Ten prompts (seven sensitive and three non-sensitive) were refined through an iterative English ablation process and then translated into Arabic. Six leading LLMs were queried in both languages, and their outputs were analyzed using automated sentiment analysis to measure differences in emotional tone. In parallel, a survey of bilingual English and Arabic speakers evaluated model responses on sentiment consistency, factual consistency, and perceived neutrality in each language, along with the neutral framing of the prompts.

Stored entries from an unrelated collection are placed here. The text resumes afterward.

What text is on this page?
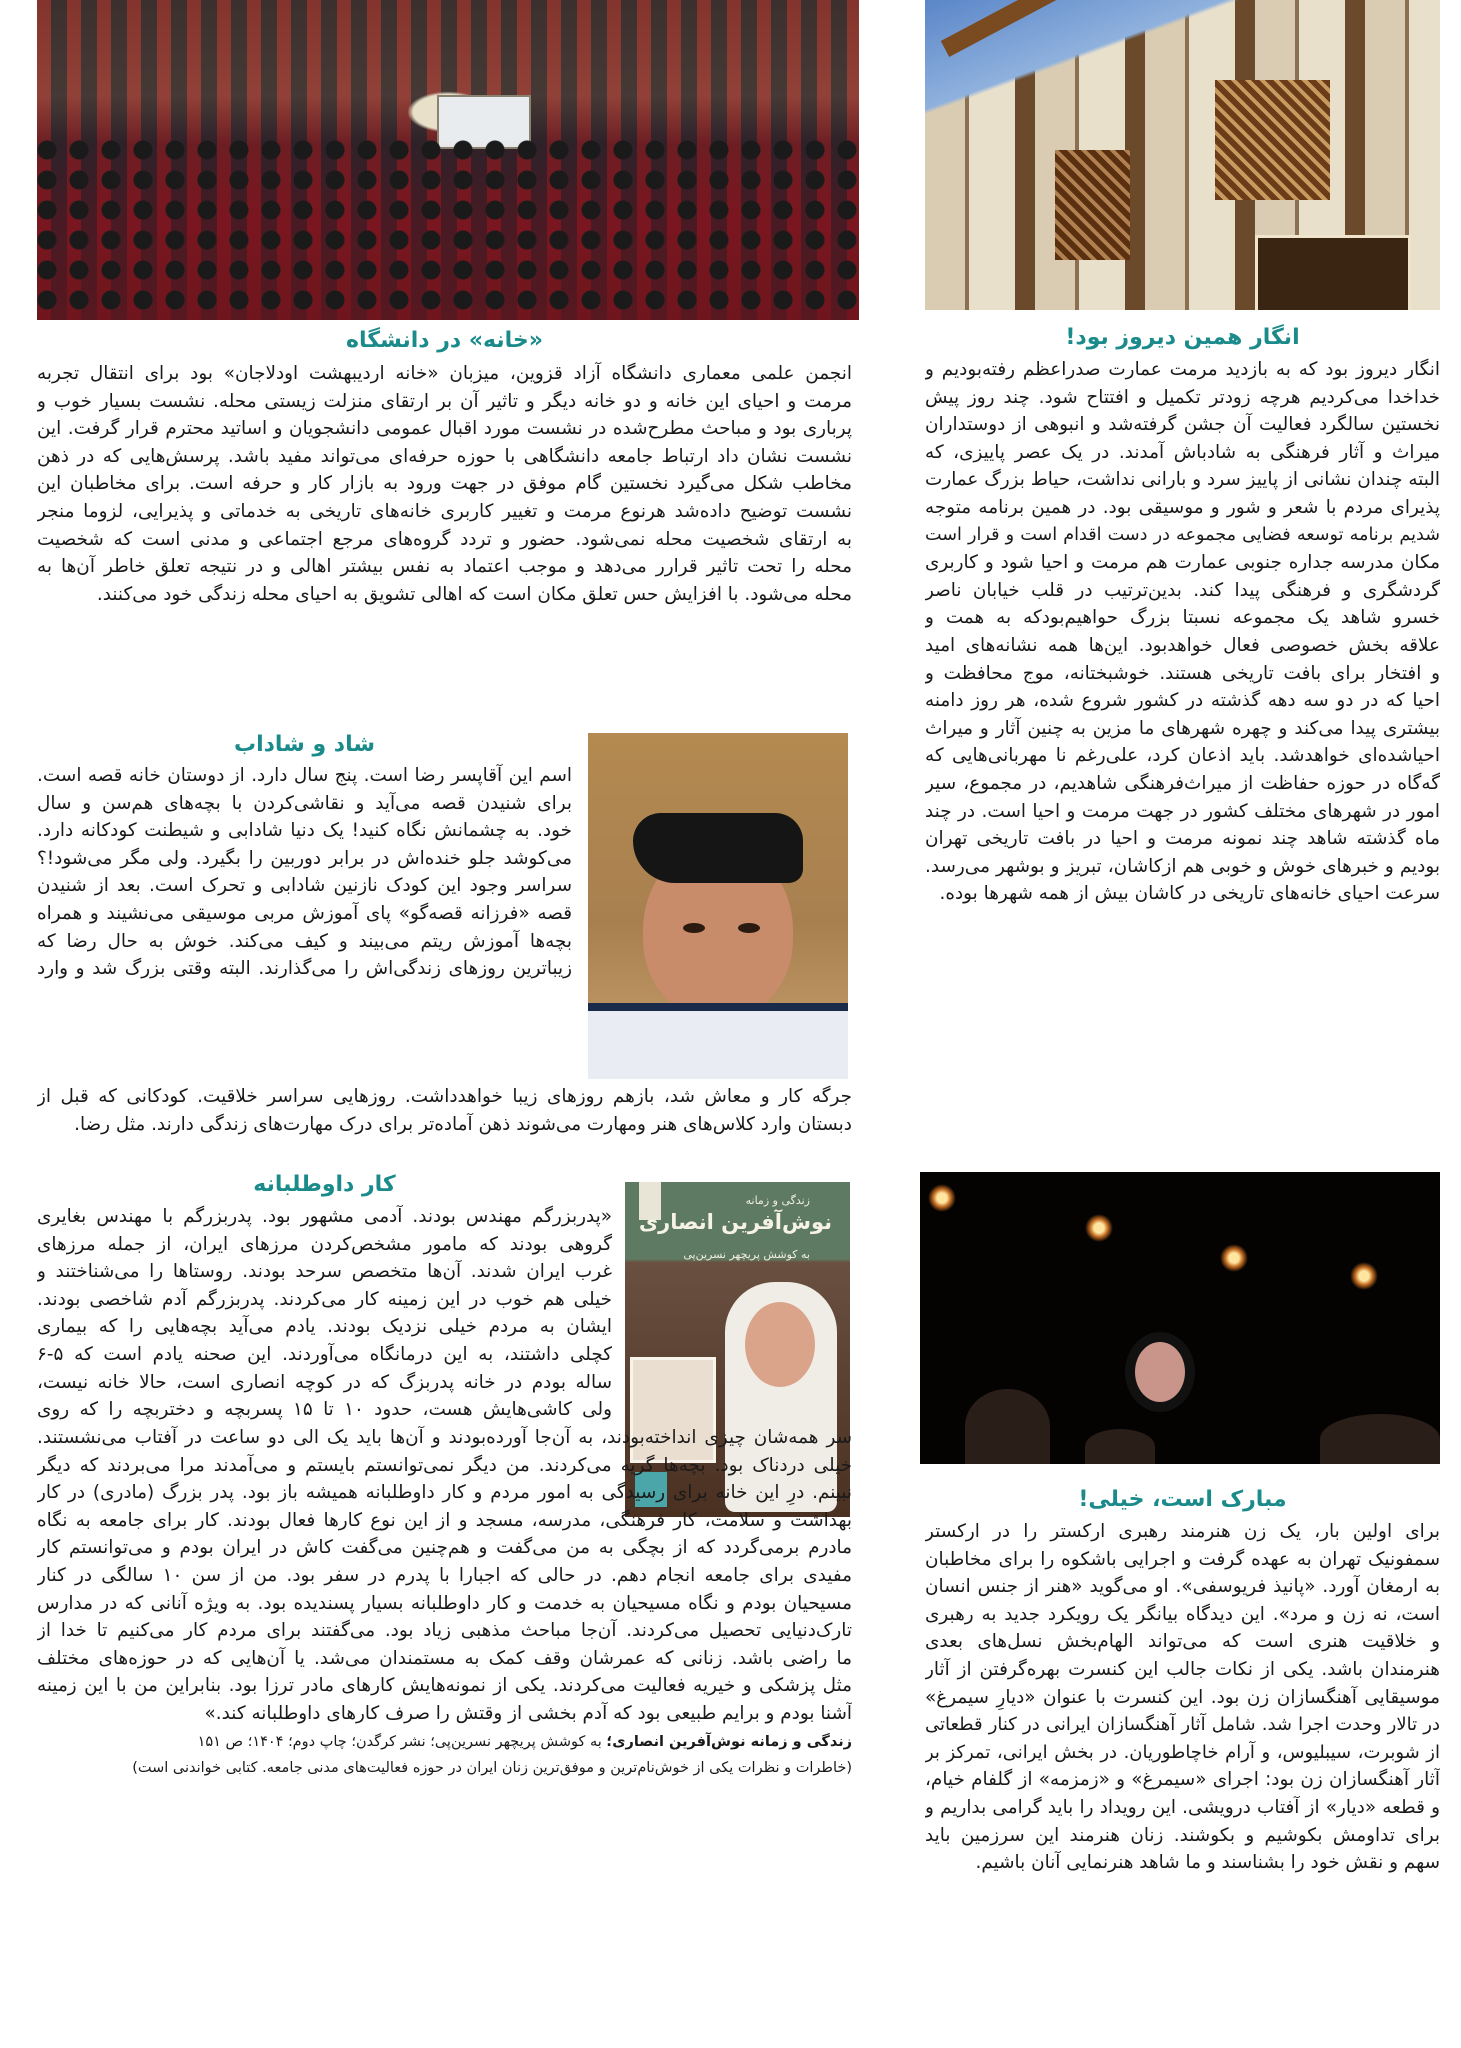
زندگی و زمانه
نوش‌آفرین انصاری
به کوشش پریچهر نسرین‌پی
انگار همین دیروز بود!
انگار دیروز بود که به بازدید مرمت عمارت صدراعظم رفته‌بودیم و
خداخدا می‌کردیم هرچه زودتر تکمیل و افتتاح شود. چند روز پیش
نخستین سالگرد فعالیت آن جشن گرفته‌شد و انبوهی از دوستداران
میراث و آثار فرهنگی به شادباش آمدند. در یک عصر پاییزی، که
البته چندان نشانی از پاییز سرد و بارانی نداشت، حیاط بزرگ عمارت
پذیرای مردم با شعر و شور و موسیقی بود. در همین برنامه متوجه
شدیم برنامه توسعه فضایی مجموعه در دست اقدام است و قرار است
مکان مدرسه جداره جنوبی عمارت هم مرمت و احیا شود و کاربری
گردشگری و فرهنگی پیدا کند. بدین‌ترتیب در قلب خیابان ناصر
خسرو شاهد یک مجموعه نسبتا بزرگ حواهیم‌بودکه به همت و
علاقه بخش خصوصی فعال خواهدبود. این‌ها همه نشانه‌های امید
و افتخار برای بافت تاریخی هستند. خوشبختانه، موج محافظت و
احیا که در دو سه دهه گذشته در کشور شروع شده، هر روز دامنه
بیشتری پیدا می‌کند و چهره شهرهای ما مزین به چنین آثار و میراث
احیاشده‌ای خواهدشد. باید اذعان کرد، علی‌رغم نا مهربانی‌هایی که
گه‌گاه در حوزه حفاظت از میراث‌فرهنگی شاهدیم، در مجموع، سیر
امور در شهرهای مختلف کشور در جهت مرمت و احیا است. در چند
ماه گذشته شاهد چند نمونه مرمت و احیا در بافت تاریخی تهران
بودیم و خبرهای خوش و خوبی هم ازکاشان، تبریز و بوشهر می‌رسد.
سرعت احیای خانه‌های تاریخی در کاشان بیش از همه شهرها بوده.
مبارک است، خیلی!
برای اولین بار، یک زن هنرمند رهبری ارکستر را در ارکستر
سمفونیک تهران به عهده گرفت و اجرایی باشکوه را برای مخاطبان
به ارمغان آورد. «پانیذ فریوسفی». او می‌گوید «هنر از جنس انسان
است، نه زن و مرد». این دیدگاه بیانگر یک رویکرد جدید به رهبری
و خلاقیت هنری است که می‌تواند الهام‌بخش نسل‌های بعدی
هنرمندان باشد. یکی از نکات جالب این کنسرت بهره‌گرفتن از آثار
موسیقایی آهنگسازان زن بود. این کنسرت با عنوان «دیارِ سیمرغ»
در تالار وحدت اجرا شد. شامل آثار آهنگسازان ایرانی در کنار قطعاتی
از شوبرت، سیبلیوس، و آرام خاچاطوریان. در بخش ایرانی، تمرکز بر
آثار آهنگسازان زن بود: اجرای «سیمرغ» و «زمزمه» از گلفام خیام،
و قطعه «دیار» از آفتاب درویشی. این رویداد را باید گرامی بداریم و
برای تداومش بکوشیم و بکوشند. زنان هنرمند این سرزمین باید
سهم و نقش خود را بشناسند و ما شاهد هنرنمایی آنان باشیم.
«خانه» در دانشگاه
انجمن علمی معماری دانشگاه آزاد قزوین، میزبان «خانه اردیبهشت اودلاجان» بود برای انتقال تجربه
مرمت و احیای این خانه و دو خانه دیگر و تاثیر آن بر ارتقای منزلت زیستی محله. نشست بسیار خوب و
پرباری بود و مباحث مطرح‌شده در نشست مورد اقبال عمومی دانشجویان و اساتید محترم قرار گرفت. این
نشست نشان داد ارتباط جامعه دانشگاهی با حوزه حرفه‌ای می‌تواند مفید باشد. پرسش‌هایی که در ذهن
مخاطب شکل می‌گیرد نخستین گام موفق در جهت ورود به بازار کار و حرفه است. برای مخاطبان این
نشست توضیح داده‌شد هرنوع مرمت و تغییر کاربری خانه‌های تاریخی به خدماتی و پذیرایی، لزوما منجر
به ارتقای شخصیت محله نمی‌شود. حضور و تردد گروه‌های مرجع اجتماعی و مدنی است که شخصیت
محله را تحت تاثیر قرارر می‌دهد و موجب اعتماد به نفس بیشتر اهالی و در نتیجه تعلق خاطر آن‌ها به
محله می‌شود. با افزایش حس تعلق مکان است که اهالی تشویق به احیای محله زندگی خود می‌کنند.
شاد و شاداب
اسم این آقاپسر رضا است. پنج سال دارد. از دوستان خانه قصه است.
برای شنیدن قصه می‌آید و نقاشی‌کردن با بچه‌های هم‌سن و سال
خود. به چشمانش نگاه کنید! یک دنیا شادابی و شیطنت کودکانه دارد.
می‌کوشد جلو خنده‌اش در برابر دوربین را بگیرد. ولی مگر می‌شود!؟
سراسر وجود این کودک نازنین شادابی و تحرک است. بعد از شنیدن
قصه «فرزانه قصه‌گو» پای آموزش مربی موسیقی می‌نشیند و همراه
بچه‌ها آموزش ریتم می‌بیند و کیف می‌کند. خوش به حال رضا که
زیباترین روزهای زندگی‌اش را می‌گذارند. البته وقتی بزرگ شد و وارد
جرگه کار و معاش شد، بازهم روزهای زیبا خواهدداشت. روزهایی سراسر خلاقیت. کودکانی که قبل از
دبستان وارد کلاس‌های هنر ومهارت می‌شوند ذهن آماده‌تر برای درک مهارت‌های زندگی دارند. مثل رضا.
کار داوطلبانه
«پدربزرگم مهندس بودند. آدمی مشهور بود. پدربزرگم با مهندس بغایری
گروهی بودند که مامور مشخص‌کردن مرزهای ایران، از جمله مرزهای
غرب ایران شدند. آن‌ها متخصص سرحد بودند. روستاها را می‌شناختند و
خیلی هم خوب در این زمینه کار می‌کردند. پدربزرگم آدم شاخصی بودند.
ایشان به مردم خیلی نزدیک بودند. یادم می‌آید بچه‌هایی را که بیماری
کچلی داشتند، به این درمانگاه می‌آوردند. این صحنه یادم است که ۵-۶
ساله بودم در خانه پدربزگ که در کوچه انصاری است، حالا خانه نیست،
ولی کاشی‌هایش هست، حدود ۱۰ تا ۱۵ پسربچه و دختربچه را که روی
سر همه‌شان چیزی انداخته‌بودند، به آن‌جا آورده‌بودند و آن‌ها باید یک الی دو ساعت در آفتاب می‌نشستند.
خیلی دردناک بود. بچه‌ها گریه می‌کردند. من دیگر نمی‌توانستم بایستم و می‌آمدند مرا می‌بردند که دیگر
نبینم. درِ این خانه برای رسیدگی به امور مردم و کار داوطلبانه همیشه باز بود. پدر بزرگ (مادری) در کار
بهداشت و سلامت، کار فرهنگی، مدرسه، مسجد و از این نوع کارها فعال بودند. کار برای جامعه به نگاه
مادرم برمی‌گردد که از بچگی به من می‌گفت و هم‌چنین می‌گفت کاش در ایران بودم و می‌توانستم کار
مفیدی برای جامعه انجام دهم. در حالی که اجبارا با پدرم در سفر بود. من از سن ۱۰ سالگی در کنار
مسیحیان بودم و نگاه مسیحیان به خدمت و کار داوطلبانه بسیار پسندیده بود. به ویژه آنانی که در مدارس
تارک‌دنیایی تحصیل می‌کردند. آن‌جا مباحث مذهبی زیاد بود. می‌گفتند برای مردم کار می‌کنیم تا خدا از
ما راضی باشد. زنانی که عمرشان وقف کمک به مستمندان می‌شد. یا آن‌هایی که در حوزه‌های مختلف
مثل پزشکی و خیریه فعالیت می‌کردند. یکی از نمونه‌هایش کارهای مادر ترزا بود. بنابراین من با این زمینه
آشنا بودم و برایم طبیعی بود که آدم بخشی از وقتش را صرف کارهای داوطلبانه کند.»
زندگی و زمانه نوش‌آفرین انصاری؛ به کوشش پریچهر نسرین‌پی؛ نشر کرگدن؛ چاپ دوم؛ ۱۴۰۴؛ ص ۱۵۱
(خاطرات و نظرات یکی از خوش‌نام‌ترین و موفق‌ترین زنان ایران در حوزه فعالیت‌های مدنی جامعه. کتابی خواندنی است)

Results indicate that non-sensitive prompts are rated as less neutral but exhibit fewer inconsistencies in sentiment and factuality across English and Arabic outputs. In contrast, sensitive prompts are perceived as more neutral overall but exhibit larger differences in both sentiment and factual alignment. Among the models tested, some demonstrate higher consistency across languages than others. Automated analysis shows English outputs often carry more positive or mixed tones, while Arabic outputs lean toward neutrality. Human evaluations mirror these patterns for non-sensitive topics but differ for the more politically charged prompts, highlighting that automated tools do not align well with human perception in sensitive contexts.
These findings underscore the importance of combining automated metrics with human judgment to assess multilingual reliability and neutrality. The study suggests that improving balance in training data, improving transparency about language-specific behaviors, and guiding users to anticipate multilingual variations are key to developing fairer and more reliable GenAI systems.